Last week Beverly Pepper showed what she had made of the doctor's advice: she had 1) got married, and 2) quit advertising and become a painter. At her first one-woman show at Rome's important Zodiaco Gallery, Roman art lovers quickly took to Beverly's relaxed, motherly views of ordinary people--churchgoing Negroes in Georgia, earthy peasants in France, broad-hipped laundry women in Italy. The canvases were done with easy grace and warm understanding of the hardships in everyday life. Wrote Virgilio Guzzi in Il Tempo: "At times melancholy, at times naive, the artist pictures the life of the poor ... in such a way as to give us a poetic image." Added Italy's top critic, Lionello Venturi: "I think she will become a notable painter."
The bravos were balm to Beverly, who remembers her advertising days with horror: "We used to sit around conference rooms for hours on end, waiting for a client to show up. And then we all had to bow down like he was God. I used to wear low-heeled shoes so I wouldn't be taller than the men." All that changed when Beverly took up painting and went to live in Paris. She studied with Painters Andre Lhote and Fernand Leger in Paris, then moved down to the Riviera, where she rented Pablo Picasso's former apartment and tried doing modish abstractions. A few months later, she was traveling in North Africa, and there, in the squalid, poverty-stricken towns, she discovered what she wanted to do. "I began to see people in a way I had never seen them before. I put the abstractions in the bottom drawer and started painting people."
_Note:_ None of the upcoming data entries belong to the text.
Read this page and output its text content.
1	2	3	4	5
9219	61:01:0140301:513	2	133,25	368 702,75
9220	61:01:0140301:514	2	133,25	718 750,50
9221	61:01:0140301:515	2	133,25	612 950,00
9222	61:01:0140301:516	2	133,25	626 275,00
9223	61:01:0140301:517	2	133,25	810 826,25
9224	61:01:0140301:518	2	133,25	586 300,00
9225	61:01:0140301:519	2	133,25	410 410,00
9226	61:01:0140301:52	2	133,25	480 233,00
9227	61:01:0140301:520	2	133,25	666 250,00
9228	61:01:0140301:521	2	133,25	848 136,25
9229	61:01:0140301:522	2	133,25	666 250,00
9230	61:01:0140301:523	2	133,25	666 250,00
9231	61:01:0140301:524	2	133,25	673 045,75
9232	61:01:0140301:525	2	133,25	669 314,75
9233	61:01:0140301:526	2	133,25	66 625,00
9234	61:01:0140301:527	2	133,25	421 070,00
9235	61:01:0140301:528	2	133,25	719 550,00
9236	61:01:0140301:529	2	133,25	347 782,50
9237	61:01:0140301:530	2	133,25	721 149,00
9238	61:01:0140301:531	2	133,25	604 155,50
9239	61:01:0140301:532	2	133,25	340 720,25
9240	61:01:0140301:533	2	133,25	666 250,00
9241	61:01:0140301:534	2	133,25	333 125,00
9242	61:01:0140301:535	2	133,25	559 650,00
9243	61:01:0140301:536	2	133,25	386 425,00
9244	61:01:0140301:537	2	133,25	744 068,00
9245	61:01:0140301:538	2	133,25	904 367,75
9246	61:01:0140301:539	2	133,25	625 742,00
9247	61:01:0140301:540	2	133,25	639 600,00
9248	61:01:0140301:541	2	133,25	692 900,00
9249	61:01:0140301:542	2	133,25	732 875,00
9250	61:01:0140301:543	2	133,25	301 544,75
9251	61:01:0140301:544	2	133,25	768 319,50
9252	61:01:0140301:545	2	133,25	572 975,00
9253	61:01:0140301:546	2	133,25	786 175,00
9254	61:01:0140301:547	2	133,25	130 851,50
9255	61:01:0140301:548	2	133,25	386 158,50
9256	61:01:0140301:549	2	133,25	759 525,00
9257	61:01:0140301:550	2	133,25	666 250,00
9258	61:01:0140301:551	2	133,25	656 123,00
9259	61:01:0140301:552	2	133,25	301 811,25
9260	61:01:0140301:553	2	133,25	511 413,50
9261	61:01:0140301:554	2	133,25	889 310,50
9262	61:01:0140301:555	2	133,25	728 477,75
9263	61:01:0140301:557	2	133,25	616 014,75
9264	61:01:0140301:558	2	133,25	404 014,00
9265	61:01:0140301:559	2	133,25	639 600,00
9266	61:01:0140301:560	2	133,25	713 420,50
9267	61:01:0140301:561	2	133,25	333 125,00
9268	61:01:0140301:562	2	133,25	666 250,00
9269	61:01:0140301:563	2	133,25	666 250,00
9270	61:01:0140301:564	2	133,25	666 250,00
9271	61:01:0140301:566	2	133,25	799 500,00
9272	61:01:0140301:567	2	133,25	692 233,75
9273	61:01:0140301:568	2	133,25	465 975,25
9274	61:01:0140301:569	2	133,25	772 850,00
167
Today, Beverly Pepper lives in a four-bedroom villa south of Naples, with her husband, Bill Pepper, a free-lance writer, and her two-year-old daughter. Her cooking has so improved since her executive days that she has written a book on the subject and is busy on another. By last week her paintings were selling well (six in the first four days). Next year, Beverly hopes to come home and paint. Says she: "There is so much to say about America, and if you say it so people cannot understand, you are cheating them."